Courtesy of IAIA MoCNA
A lternative facts say environmental degradation isn’t real. Alternative art initiative desert ArtLAB says it is—and there’s something real we can do about it.
April Bojorquez and Matt Garcia created desert ArtLAB, a public art project exploring the connections between ecology, technology and community, in 2010 in response to a sustainability initiative they attended as graduate students at Arizona State University. At first, the pair believed the new initiative sounded promising, but quickly realized Native voices were left out of the conversation.
Garcia describes speakers who traveled to Arizona from England and Italy to lecture about arid, low-rain regions known as drylands and "to tell us how to live our lives." Throughout these presentations, Garcia thought, "You know, we actually know a lot about the desert. So [April and I] decided to have an ecologically centered Indigenous space focused on how we live in our changing environment."

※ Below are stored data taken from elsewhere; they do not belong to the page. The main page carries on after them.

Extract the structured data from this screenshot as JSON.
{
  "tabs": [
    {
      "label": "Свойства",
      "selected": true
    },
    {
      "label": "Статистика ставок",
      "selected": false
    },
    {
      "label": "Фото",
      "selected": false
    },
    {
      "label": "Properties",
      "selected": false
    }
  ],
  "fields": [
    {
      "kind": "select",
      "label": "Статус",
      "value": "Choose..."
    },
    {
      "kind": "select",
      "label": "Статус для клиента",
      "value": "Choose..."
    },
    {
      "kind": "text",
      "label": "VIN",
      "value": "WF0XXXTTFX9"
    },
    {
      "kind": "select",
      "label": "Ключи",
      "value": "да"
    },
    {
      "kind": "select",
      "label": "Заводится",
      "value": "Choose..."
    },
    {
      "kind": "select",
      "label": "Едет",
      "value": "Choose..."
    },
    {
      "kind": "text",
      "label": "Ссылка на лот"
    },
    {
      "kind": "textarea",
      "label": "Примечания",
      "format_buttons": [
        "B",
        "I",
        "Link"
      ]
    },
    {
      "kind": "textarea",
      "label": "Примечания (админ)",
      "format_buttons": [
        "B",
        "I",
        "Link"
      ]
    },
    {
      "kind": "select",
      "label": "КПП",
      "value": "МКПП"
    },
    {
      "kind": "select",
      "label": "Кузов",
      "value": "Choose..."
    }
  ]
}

This space took shape through a mobile eco-studio, built in 2012, that travels to urban dryland environments to teach about Native plant and food traditions through workshops including performances and cooking lessons.
"The ecological practice is tied to our cultural and food practice," Bojorquez explains. "It is our focus to explore Indigenous complex systems that include cultural systems."
In 2016, the artists received a grant from New York nonprofit Creative Capital that planted the seed for their latest project, Ecologies of Resistance, on view at the IAIA Museum of Contemporary Native Arts. The installation records the transformation of a healthy-turned-neglected plot of land in Pueblo, Colorado (where Garcia grew up), which desert ArtLAB purchased last summer.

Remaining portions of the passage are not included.